To conclude this section, we want to use what we have learned. Consider this solution for the problem above: In each step, we traverse the shortest edge whose apples we haven't picked yet, until our time runs out or we reach a vertex where all neighbors' apples have been picked. It's good practice to try implementing it yourself before seeing the code.

const int Mras = 1e5 + 5; // maximum possible number of vertices, given in the problem
const int Myal = 3e5 + 5; // maximum possible number of edges, given in the problem

vector <int> list_peyvandi[Mras];
int sib[Mras];
int u[Myal], v[Myal];
double zaman[Myal];
bool chide[Mras]; // "chide" means "picked" (for apples or visited for vertex)

int main() {
  int n, m;
  double k; // time we have
  cin >> n >> m >> k; // Read n, m, k
  for (int i = 1; i <= n; i += 1) {
    cin >> sib[i]; // Read apples for each tree
  }
  for (int e = 1; e <= m; e += 1) { // e is the edge number
    cin >> u[e] >> v[e] >> zaman[e]; // Read u, v, and time for edge e
    list_peyvandi[u[e]].push_back(e); // Note that this differs from above
    list_peyvandi[v[e]].push_back(e); // The edge number is stored
  }
  // We sort the adjacency list based on time
  for (int x = 1; x <= n; x += 1) {
    // sort is one of the most commonly used c++ functions. if
    // you don't know it, go and learn it
    sort(list_peyvandi[x].begin(), list_peyvandi[x].end(), [](int a, int b) {
      // this is a lambda function, part of c++14 features.
      // if you don't know it, you can simply define this function
      // above or go and learn it
      return zaman[a] < zaman[b];
    });
  }
  int cur = 1; // We consider vertex 1 as the starting vertex
  int score = 0; // Picked apples are stored here
  while (k > 0) {
    chide[cur] = true;
    score += sib[cur];
    bool berim = false; // "berim" means "should we go?"
    int koja = -1; // "koja" means "where?" (next vertex)
    for (int e: list_peyvandi[cur]) {
      int nxt = u[e] ^ v[e] ^ cur; // Find the other end
      if (chide[nxt]) continue; // If next vertex is already picked, skip
      if (zaman[e] > k) break; // If travel time exceeds remaining time, stop
      berim = true;
      koja = nxt;
      k -= zaman[e];
      break; // Break after finding the shortest path to an unpicked neighbor
    }
    if (!berim) break; // If nowhere to go, stop
    cur = koja;
  }
  cout << score;
}

Note that this solution is merely a greedy solution and not an optimal one.
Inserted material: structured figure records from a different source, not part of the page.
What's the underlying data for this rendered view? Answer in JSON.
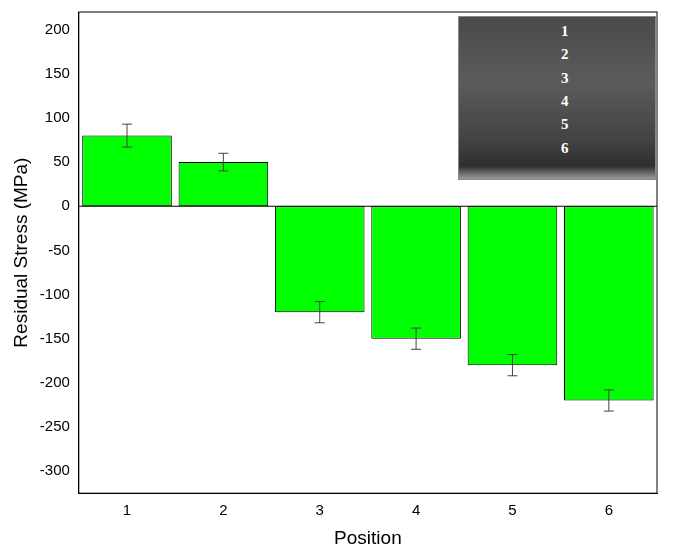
{
  "chart_data": {
    "type": "bar",
    "x_label": "Position",
    "y_label": "Residual Stress (MPa)",
    "categories": [
      "1",
      "2",
      "3",
      "4",
      "5",
      "6"
    ],
    "values": [
      80,
      50,
      -120,
      -150,
      -180,
      -220
    ],
    "errors": [
      13,
      10,
      12,
      12,
      12,
      12
    ],
    "color": "#00ff00",
    "ylim": [
      -325,
      220
    ],
    "yticks": [
      -300,
      -250,
      -200,
      -150,
      -100,
      -50,
      0,
      50,
      100,
      150,
      200
    ],
    "grid": false,
    "inset_labels": [
      "1",
      "2",
      "3",
      "4",
      "5",
      "6"
    ]
  }
}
For practice, you can create an example where this code does not behave optimally and does not yield the best answer.

However, this code demonstrates the power of the adjacency list. The time complexity of the above code is \(O(n+mlg(m))\), but without an adjacency list, it would be difficult to implement this algorithm with a time better than \(O(nm)\).